The original purpose of Psalm 84 would have been to encourage pilgrims on their way to Jerusalem. They would have sung it as they traveled. The opening lines remind them of the goal – the temple. They would also be reminded of the ‘why’ behind the journey – to be in God’s presence. Verse two expresses this desire well: the soul yearns and the heart and flesh cry out. For those who have arrived, for those “who dwell in your house”, they are filled with praises for God. This joyous end of the journey would be much anticipated by the pilgrims.
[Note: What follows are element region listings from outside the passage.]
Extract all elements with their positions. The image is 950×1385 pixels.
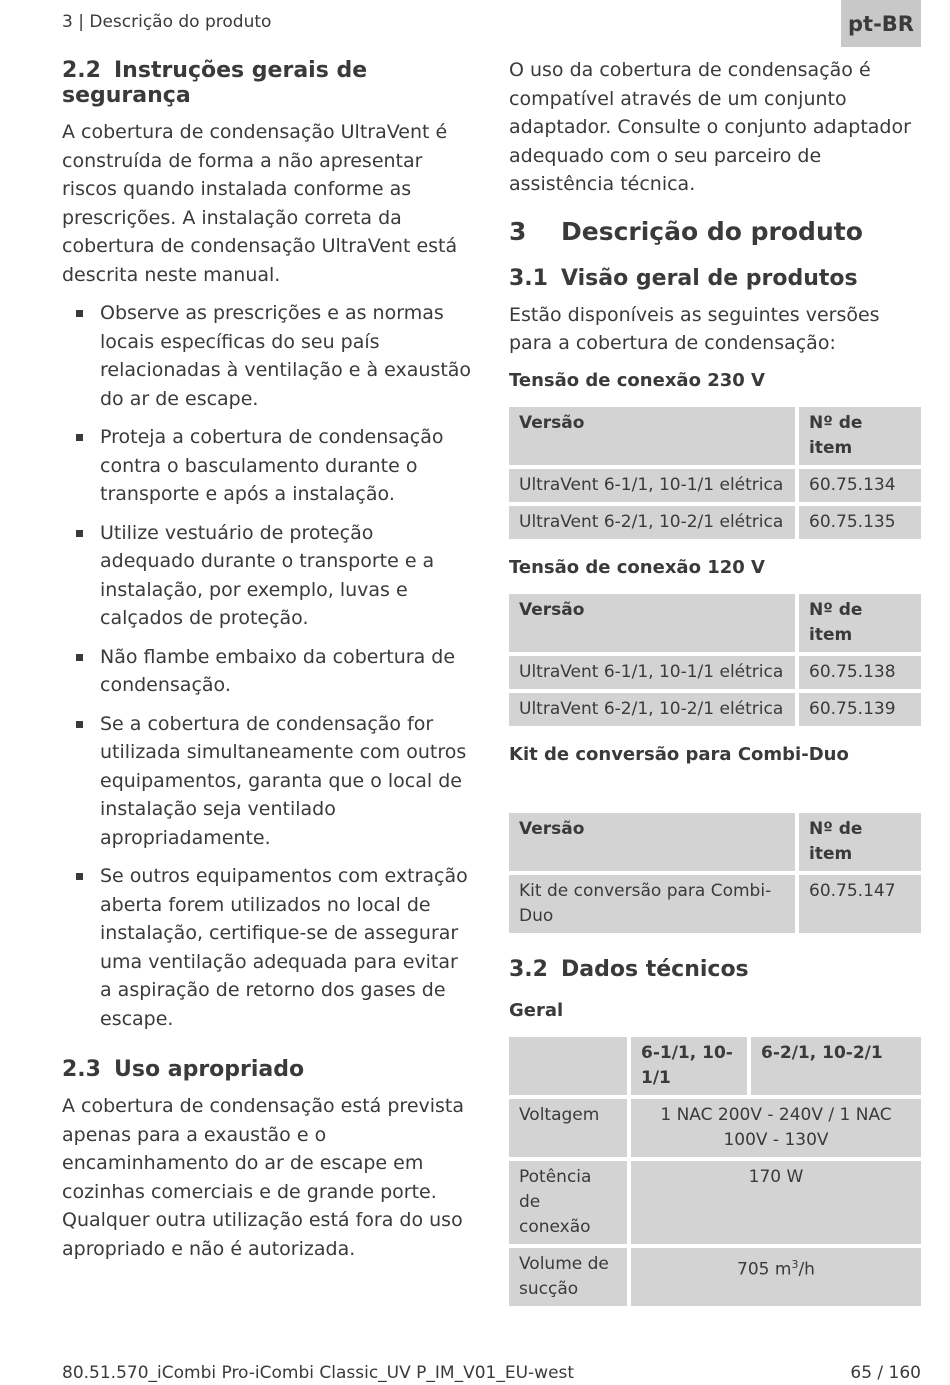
col-version-header: Versão	[509, 594, 795, 652]
table-header-row	[509, 594, 921, 652]
list-item: Se a cobertura de condensação for utilizada simultaneamente com outros equipamentos, garanta que o local de instalação seja ventilado apropriadamente.	[62, 710, 472, 853]
kit-title: Kit de conversão para Combi-Duo	[509, 743, 849, 765]
col-item-header: Nº de item	[799, 594, 921, 652]
table-header-row	[509, 1037, 921, 1095]
table-row: Potência de conexão 170 W	[509, 1161, 921, 1244]
table-120-title: Tensão de conexão 120 V	[509, 556, 765, 578]
table-row: Voltagem 1 NAC 200V - 240V / 1 NAC 100V - 130V	[509, 1099, 921, 1157]
section-heading-3: 3 Descrição do produto	[509, 216, 863, 246]
table-row: UltraVent 6-2/1, 10-2/1 elétrica 60.75.135	[509, 506, 921, 539]
running-header: 3 | Descrição do produto	[62, 12, 272, 32]
list-item: Utilize vestuário de proteção adequado durante o transporte e a instalação, por exemplo, luvas e calçados de proteção.	[62, 519, 472, 633]
table-230v	[505, 403, 925, 543]
table-120v	[505, 590, 925, 730]
tech-data-table	[505, 1033, 925, 1310]
col-6-2: 6-2/1, 10-2/1	[751, 1037, 921, 1095]
table-row: UltraVent 6-1/1, 10-1/1 elétrica 60.75.138	[509, 656, 921, 689]
table-row: UltraVent 6-2/1, 10-2/1 elétrica 60.75.139	[509, 693, 921, 726]
list-item: Proteja a cobertura de condensação contra o basculamento durante o transporte e após a instalação.	[62, 423, 472, 509]
list-item: Se outros equipamentos com extração aberta forem utilizados no local de instalação, certifique-se de assegurar uma ventilação adequada para evitar a aspiração de retorno dos gases de escape.	[62, 862, 472, 1033]
col-item-header: Nº de item	[799, 407, 921, 465]
table-230-title: Tensão de conexão 230 V	[509, 369, 765, 391]
safety-list	[62, 299, 472, 1033]
adapter-paragraph: O uso da cobertura de condensação é compatível através de um conjunto adaptador. Consulte o conjunto adaptador adequado com o seu parceiro de assistência técnica.	[509, 59, 911, 195]
col-version-header: Versão	[509, 813, 795, 871]
section-heading-3-2: 3.2 Dados técnicos	[509, 956, 749, 982]
col-6-1: 6-1/1, 10-1/1	[631, 1037, 747, 1095]
safety-paragraph: A cobertura de condensação UltraVent é construída de forma a não apresentar riscos quando instalada conforme as prescrições. A instalação correta da cobertura de condensação UltraVent está descrita neste manual.	[62, 121, 458, 286]
table-row: Volume de sucção 705 $m^3/h$	[509, 1248, 921, 1306]
table-row: Kit de conversão para Combi-Duo 60.75.147	[509, 875, 921, 933]
list-item: Observe as prescrições e as normas locais específicas do seu país relacionadas à ventilação e à exaustão do ar de escape.	[62, 299, 472, 413]
overview-paragraph: Estão disponíveis as seguintes versões para a cobertura de condensação:	[509, 303, 880, 354]
intended-use-paragraph: A cobertura de condensação está prevista apenas para a exaustão e o encaminhamento do ar de escape em cozinhas comerciais e de grande porte. Qualquer outra utilização está fora do uso apropriado e não é autorizada.	[62, 1095, 465, 1260]
language-badge: pt-BR	[841, 0, 921, 47]
section-heading-3-1: 3.1 Visão geral de produtos	[509, 265, 858, 291]
col-item-header: Nº de item	[799, 813, 921, 871]
table-header-row	[509, 813, 921, 871]
col-version-header: Versão	[509, 407, 795, 465]
table-kit	[505, 809, 925, 937]
footer-doc-id: 80.51.570_iCombi Pro-iCombi Classic_UV P_IM_V01_EU-west	[62, 1363, 575, 1383]
section-heading-2-3: 2.3 Uso apropriado	[62, 1057, 305, 1082]
general-title: Geral	[509, 999, 564, 1021]
page-number: 65 / 160	[850, 1363, 921, 1383]
list-item: Não flambe embaixo da cobertura de condensação.	[62, 643, 472, 700]
left-column	[62, 56, 472, 1263]
table-header-row	[509, 407, 921, 465]
right-column	[509, 56, 921, 1310]
table-row: UltraVent 6-1/1, 10-1/1 elétrica 60.75.134	[509, 469, 921, 502]
section-heading-2-2: 2.2 Instruções gerais de segurança	[62, 58, 368, 108]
The next stanza, verses five through seven, addresses the realities of life for some of the pilgrims. Verse five reads, “Blessed are those whose strength is in you, who have set their hearts on pilgrimage”. This blessing is also ours. Once we decide to set our course with God, we too gain strength and encouragement for the journey. Once we profess our desire to walk with God, then we too are blessed. But the journey is not always joyous, not always easy. In the earliest texts of Psalm 84 the journey would have passed not through the valley of Baca but through the “valley of sorrows”. It was a dry place where the pilgrim’s tears would “make it a place of springs”. God’s presence would have been the “autumn rains” that filled them with blessings and joy. Even in sorrow, God is present. As these pilgrims journey on towards their destination, they know God’s presence as they “go from strength to strength” as they continue towards God’s dwelling place.

Whether we are like the sparrow that has found a home or if we are a pilgrim on the journey or if we now find ourselves passing through the valley, we know the same destination. This day and every day may we yearn for and cry out for God, ever seeking to dwell in God’s presence, drawing strength upon strength from the Lord our God. How lovely it is to dwell with the Lord!